Data Loading, Updating and Deleting

Files

googlesheetsdataloading.fmwt
- 1 MB
- Download

Introduction

One of the easiest ways of loading data is to bulk drop and load. However, this may not be the best method.
If you have datasets that need to be updated regularly or as a result or real-time data change, are there more efficient ways of propagating that change to datasets?

If you are dropping and loading data how long is it taking to process, and are their impacts on other services or users that need that data?

FME has better ways of handling changes to data.

FME Feature Operations

Some formats in FME allow you to control the feature operation of data being written. These operations may be: INSERT, UPDATE, DELETE, or UPSERT. These can be controlled at a feature type level or on a feature-by-feature basis.

To set the operation at a feature type level, open the feature type parameters and select the desired operation.

To set the operation on a feature-by-feature basis, create a new attribute called fme_db_operation and set the value to the correct, supported operation.

Any operation that relies on existing features will need to have a column with a unique value selected, so that the writer can match the features with the existing rows.

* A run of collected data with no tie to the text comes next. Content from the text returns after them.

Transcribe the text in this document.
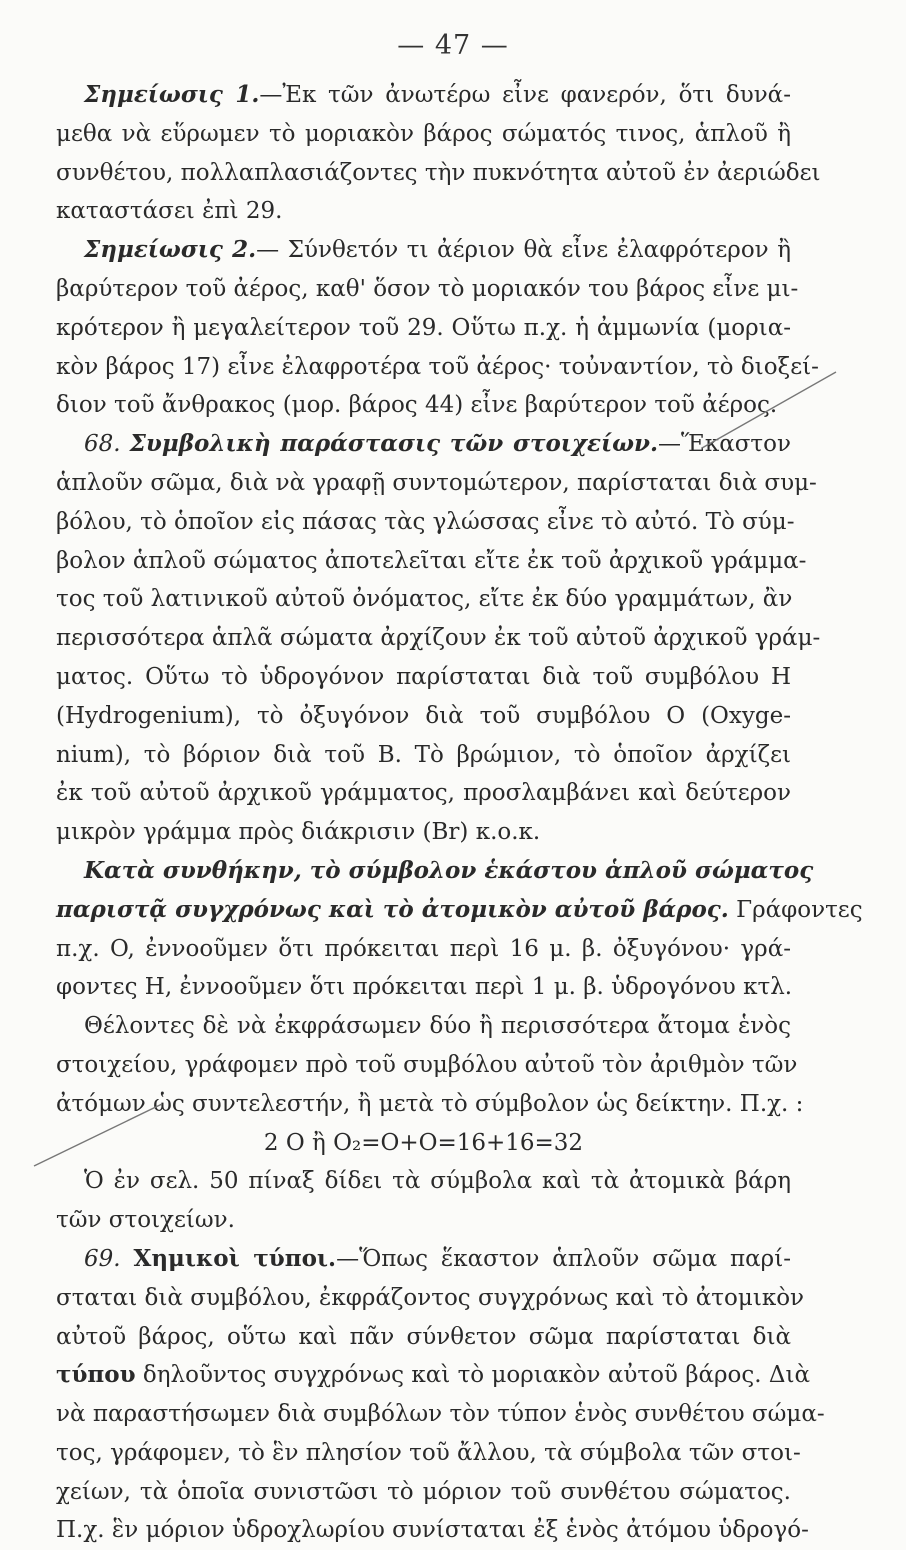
— 47 —
Σημείωσις 1.—Ἐκ τῶν ἀνωτέρω εἶνε φανερόν, ὅτι δυνά-
μεθα νὰ εὕρωμεν τὸ μοριακὸν βάρος σώματός τινος, ἁπλοῦ ἢ
συνθέτου, πολλαπλασιάζοντες τὴν πυκνότητα αὐτοῦ ἐν ἀεριώδει
καταστάσει ἐπὶ 29.
Σημείωσις 2.— Σύνθετόν τι ἀέριον θὰ εἶνε ἐλαφρότερον ἢ
βαρύτερον τοῦ ἀέρος, καθ' ὅσον τὸ μοριακόν του βάρος εἶνε μι-
κρότερον ἢ μεγαλείτερον τοῦ 29. Οὕτω π.χ. ἡ ἀμμωνία (μορια-
κὸν βάρος 17) εἶνε ἐλαφροτέρα τοῦ ἀέρος· τοὐναντίον, τὸ διοξεί-
διον τοῦ ἄνθρακος (μορ. βάρος 44) εἶνε βαρύτερον τοῦ ἀέρος.
68. Συμβολικὴ παράστασις τῶν στοιχείων.—Ἕκαστον
ἁπλοῦν σῶμα, διὰ νὰ γραφῇ συντομώτερον, παρίσταται διὰ συμ-
βόλου, τὸ ὁποῖον εἰς πάσας τὰς γλώσσας εἶνε τὸ αὐτό. Τὸ σύμ-
βολον ἁπλοῦ σώματος ἀποτελεῖται εἴτε ἐκ τοῦ ἀρχικοῦ γράμμα-
τος τοῦ λατινικοῦ αὐτοῦ ὀνόματος, εἴτε ἐκ δύο γραμμάτων, ἂν
περισσότερα ἁπλᾶ σώματα ἀρχίζουν ἐκ τοῦ αὐτοῦ ἀρχικοῦ γράμ-
ματος. Οὕτω τὸ ὑδρογόνον παρίσταται διὰ τοῦ συμβόλου H
(Hydrogenium), τὸ ὀξυγόνον διὰ τοῦ συμβόλου O (Oxyge-
nium), τὸ βόριον διὰ τοῦ B. Τὸ βρώμιον, τὸ ὁποῖον ἀρχίζει
ἐκ τοῦ αὐτοῦ ἀρχικοῦ γράμματος, προσλαμβάνει καὶ δεύτερον
μικρὸν γράμμα πρὸς διάκρισιν (Br) κ.ο.κ.
Κατὰ συνθήκην, τὸ σύμβολον ἑκάστου ἁπλοῦ σώματος
παριστᾷ συγχρόνως καὶ τὸ ἀτομικὸν αὐτοῦ βάρος. Γράφοντες
π.χ. O, ἐννοοῦμεν ὅτι πρόκειται περὶ 16 μ. β. ὀξυγόνου· γρά-
φοντες H, ἐννοοῦμεν ὅτι πρόκειται περὶ 1 μ. β. ὑδρογόνου κτλ.
Θέλοντες δὲ νὰ ἐκφράσωμεν δύο ἢ περισσότερα ἄτομα ἑνὸς
στοιχείου, γράφομεν πρὸ τοῦ συμβόλου αὐτοῦ τὸν ἀριθμὸν τῶν
ἀτόμων ὡς συντελεστήν, ἢ μετὰ τὸ σύμβολον ὡς δείκτην. Π.χ. :
2 O ἢ O₂=O+O=16+16=32
Ὁ ἐν σελ. 50 πίναξ δίδει τὰ σύμβολα καὶ τὰ ἀτομικὰ βάρη
τῶν στοιχείων.
69. Χημικοὶ τύποι.—Ὅπως ἕκαστον ἁπλοῦν σῶμα παρί-
σταται διὰ συμβόλου, ἐκφράζοντος συγχρόνως καὶ τὸ ἀτομικὸν
αὐτοῦ βάρος, οὕτω καὶ πᾶν σύνθετον σῶμα παρίσταται διὰ
τύπου δηλοῦντος συγχρόνως καὶ τὸ μοριακὸν αὐτοῦ βάρος. Διὰ
νὰ παραστήσωμεν διὰ συμβόλων τὸν τύπον ἑνὸς συνθέτου σώμα-
τος, γράφομεν, τὸ ἓν πλησίον τοῦ ἄλλου, τὰ σύμβολα τῶν στοι-
χείων, τὰ ὁποῖα συνιστῶσι τὸ μόριον τοῦ συνθέτου σώματος.
Π.χ. ἓν μόριον ὑδροχλωρίου συνίσταται ἐξ ἑνὸς ἀτόμου ὑδρογό-
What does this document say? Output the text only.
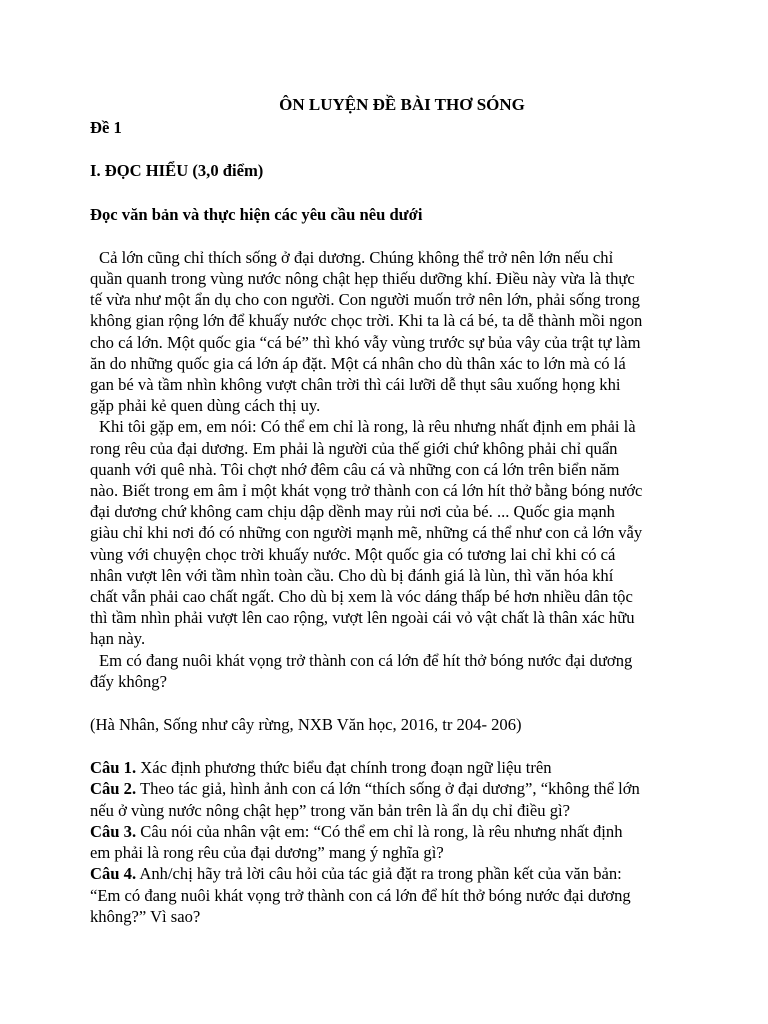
ÔN LUYỆN ĐỀ BÀI THƠ SÓNG

Đề 1

I. ĐỌC HIỂU (3,0 điểm)

Đọc văn bản và thực hiện các yêu cầu nêu dưới

Cả lớn cũng chỉ thích sống ở đại dương. Chúng không thể trở nên lớn nếu chỉ
quần quanh trong vùng nước nông chật hẹp thiếu dưỡng khí. Điều này vừa là thực
tế vừa như một ẩn dụ cho con người. Con người muốn trở nên lớn, phải sống trong
không gian rộng lớn để khuấy nước chọc trời. Khi ta là cá bé, ta dễ thành mồi ngon
cho cá lớn. Một quốc gia “cá bé” thì khó vẫy vùng trước sự bủa vây của trật tự làm
ăn do những quốc gia cá lớn áp đặt. Một cá nhân cho dù thân xác to lớn mà có lá
gan bé và tầm nhìn không vượt chân trời thì cái lưỡi dễ thụt sâu xuống họng khi
gặp phải kẻ quen dùng cách thị uy.
Khi tôi gặp em, em nói: Có thể em chỉ là rong, là rêu nhưng nhất định em phải là
rong rêu của đại dương. Em phải là người của thế giới chứ không phải chỉ quẩn
quanh với quê nhà. Tôi chợt nhớ đêm câu cá và những con cá lớn trên biển năm
nào. Biết trong em âm ỉ một khát vọng trở thành con cá lớn hít thở bằng bóng nước
đại dương chứ không cam chịu dập dềnh may rủi nơi của bé. ... Quốc gia mạnh
giàu chỉ khi nơi đó có những con người mạnh mẽ, những cá thể như con cả lớn vẫy
vùng với chuyện chọc trời khuấy nước. Một quốc gia có tương lai chỉ khi có cá
nhân vượt lên với tầm nhìn toàn cầu. Cho dù bị đánh giá là lùn, thì văn hóa khí
chất vẫn phải cao chất ngất. Cho dù bị xem là vóc dáng thấp bé hơn nhiều dân tộc
thì tầm nhìn phải vượt lên cao rộng, vượt lên ngoài cái vỏ vật chất là thân xác hữu
hạn này.
Em có đang nuôi khát vọng trở thành con cá lớn để hít thở bóng nước đại dương
đấy không?

(Hà Nhân, Sống như cây rừng, NXB Văn học, 2016, tr 204- 206)

Câu 1. Xác định phương thức biểu đạt chính trong đoạn ngữ liệu trên
Câu 2. Theo tác giả, hình ảnh con cá lớn “thích sống ở đại dương”, “không thể lớn
nếu ở vùng nước nông chật hẹp” trong văn bản trên là ẩn dụ chỉ điều gì?
Câu 3. Câu nói của nhân vật em: “Có thể em chỉ là rong, là rêu nhưng nhất định
em phải là rong rêu của đại dương” mang ý nghĩa gì?
Câu 4. Anh/chị hãy trả lời câu hỏi của tác giả đặt ra trong phần kết của văn bản:
“Em có đang nuôi khát vọng trở thành con cá lớn để hít thở bóng nước đại dương
không?” Vì sao?
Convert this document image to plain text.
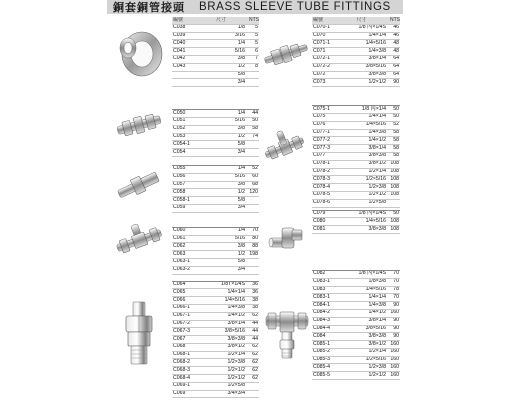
銅套銅管接頭 BRASS SLEEVE TUBE FITTINGS
編號	尺寸	NTS
C038	1/8	5
C039	3/16	5
C040	1/4	5
C041	5/16	6
C042	3/8	7
C043	1/2	8
	5/8	
	3/4	

C050	1/4	44
C051	5/16	50
C052	3/8	58
C053	1/2	74
C054-1	5/8	
C054	3/4	

C055	1/4	52
C056	5/16	60
C057	3/8	68
C058	1/2	120
C058-1	5/8	
C059	3/4	

C060	1/4	70
C061	5/16	80
C062	3/8	88
C063	1/2	198
C063-1	5/8	
C063-2	3/4	

C064	1/8T×1/4S	36
C065	1/4×1/4	36
C066	1/4×5/16	38
C066-1	1/4×3/8	38
C067-1	1/4×1/2	62
C067-2	3/8×1/4	44
C067-3	3/8×5/16	44
C067	3/8×3/8	44
C068	3/8×1/2	62
C068-1	1/2×1/4	62
C068-2	1/2×3/8	62
C068-3	1/2×1/2	62
C068-4	1/2×1/2	62
C069-1	1/2×5/8	
C069	3/4×3/4	
編號	尺寸	NTS
C070-1	1/8 內×1/4S	46
C070	1/4×1/4	46
C071-1	1/4×5/16	48
C071	1/4×3/8	48
C072-1	3/8×1/4	64
C072-2	3/8×5/16	64
C072	3/8×3/8	64
C073	1/2×1/2	90

C075-1	1/8 內×1/4	50
C075	1/4×1/4	50
C076	1/4×5/16	52
C077-1	1/4×3/8	58
C077-2	1/4×1/2	58
C077-3	3/8×1/4	58
C077	3/8×3/8	58
C078-1	3/8×1/2	108
C078-2	1/2×1/4	108
C078-3	1/2×5/16	108
C078-4	1/2×3/8	108
C078-5	1/2×1/2	108
C078-6	1/2×5/8	

C079	1/8 內×1/4S	50
C080	1/4×5/16	108
C081	3/8×3/8	108

C082	1/8 內×1/4S	70
C083-1	1/8×3/8	70
C083	1/4×5/16	78
C083-1	1/4×1/4	70
C084-1	1/4×3/8	90
C084-2	1/4×1/2	160
C084-3	3/8×1/4	90
C084-4	3/8×5/16	90
C084	3/8×3/8	90
C085-1	3/8×1/2	160
C085-2	1/2×1/4	160
C085-3	1/2×5/16	160
C085-4	1/2×3/8	160
C085-5	1/2×1/2	160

These options can also be used in conjunction with table or worksheet handling options. These may include: Use Existing, Create if Needed, Drop and Create or Truncate Existing.

What operation or handling option should I choose?

This will depend on:

Are you concerned about the speed at which your data is written?
Are you worried about transaction speed/volume?
Is your data important?

Do you need to overwrite your data?

Feature Type Handling Options

Use Existing:

Use if you have an existing table set up and wish to insert new rows, update, or delete existing rows.

Create if Needed:

Use if you are inserting data and are not sure if the table exists already. If it does, FME will write to it. If it doesn’t, FME can create it.

Drop and Create:

Use if you need to remove any existing data and remove the table structure, possibly to add or remove columns, change data types, etc.

Truncate Existing:

Use it if you want to remove all existing data while retaining the table structure.

Real-time implications:

If you are dropping or truncating tables, this option will be slower than inserting/updating/deleting select features, as extra time is needed to remove all features and write again. With few rows of data, this time may be insignificant, but for larger datasets, this will be more noticeable.

Demonstration Using Google Sheets

You will need a Google account to run through this exercise.

An easy way to demonstrate these different functions is using Google Sheets, which will allow you to view the sheet as it’s being written.

Try it:

Download googlesheetsdataloading.fmwt

You will need to replace the Google Sheets writer so that it connects using your credentials. Inside the Google Sheets parameters, you will need to set the Refresh Token (You will be prompted to sign in to your Google account) and the Spreadsheet Name or URL (the URL of an existing Google Sheet).

The workspace should look like this:

Ensure only the Sampler is enabled, and that you can see the Google Sheet whilst the workspace is running.

You should be able to see the Google Sheet as FME writes out cells. As the Google Sheets writer writes on a cell basis, rather than feature/row (like databases), the more attributes and features to write, the longer it will take.

If you disable the sampler and send features from the PostAddress Reader Feature Type directly, you should see that it takes a lot longer to write out. You will need to set the Worksheet Handling Option to ‘Truncate Existing’.
If something caused the workspace to fail writing, you may be left with a missing or incomplete dataset. You also may find that other systems or services trying to access data stored there may produce incorrect results if the data is unavailable for a period of time during the truncate and write process.

With Google Sheets, the option to update or delete existing rows is based on row number.
Enable the Sampler and turn on random sampling. Add a Counter before the Sampler. In the Google Sheets writer feature type, set the Feature Operation to ‘fme_db_operation’ and the Row Number Attribute to the ‘_count’ attribute. You should see that the Worksheet Handling option changes to ‘Use Existing’.

After the Sampler output Sampled port add an AttributeCreator and create the fme_db_operation attribute with a value of DELETE. For the NotSampled output port, add an AttributeCreate and create the fme_db_operation attribute with a value of UPDATE. Send the outputs of both AttributeCreators to the Google Sheets writer feature type.

If you watch the Google Sheet whilst FME runs, you should see some rows disappear, and some row values change as FME writes.